Here then were the very three kings of whom the prophecy spoke. It is true that the obvious interpretation of the words pointed to three several kings belonging to the ten who are mentioned just before, whereas the so-called Barnabas found the three combined in one of the ten together with his sons and colleagues in the kingship.

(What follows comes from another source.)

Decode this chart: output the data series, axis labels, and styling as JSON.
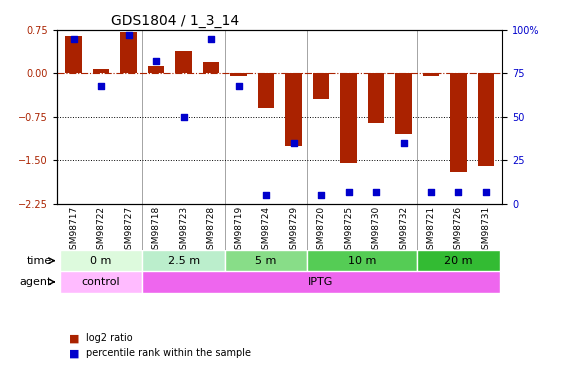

But this manipulation was forced upon him by the stubbornness of contemporary facts; and he calls attention to it by repeating the expression 'three in one,' which has no place in the original.

Manuscripts.

According to Bart Ehrman (on pages 9-10 of volume 2 of the Loeb edition of the apostolic fathers) and Michael Holmes (on page 160-161 of The Apostolic Fathers) the following manuscripts are extant for the teaching of the twelve:

Sinaiticus (S), century IV, Greek.
First corrector of Sinaiticus (S*), century IV, Greek.
Second corrector of Sinaiticus (S**), century VII, Greek.
Hierosolymitanus (H), year 1056, Greek.
Greek manuscripts (G), nine in number,* century XI and later, noted as v, o, f, p, c, t, n, s, a.
Papyrus fragment (P), century IV or V, Greek (containing 9.1-6).
Latin version (L) of chapters 1-17 only.

* The nine Greek manuscripts all derive from the same exemplar, and all break off at Polycarp 9.2 in the middle of a sentence, at the words και δι υμας υπο. Each then proceeds with Barnabas 5.7, at the words τον λαον τον καινον.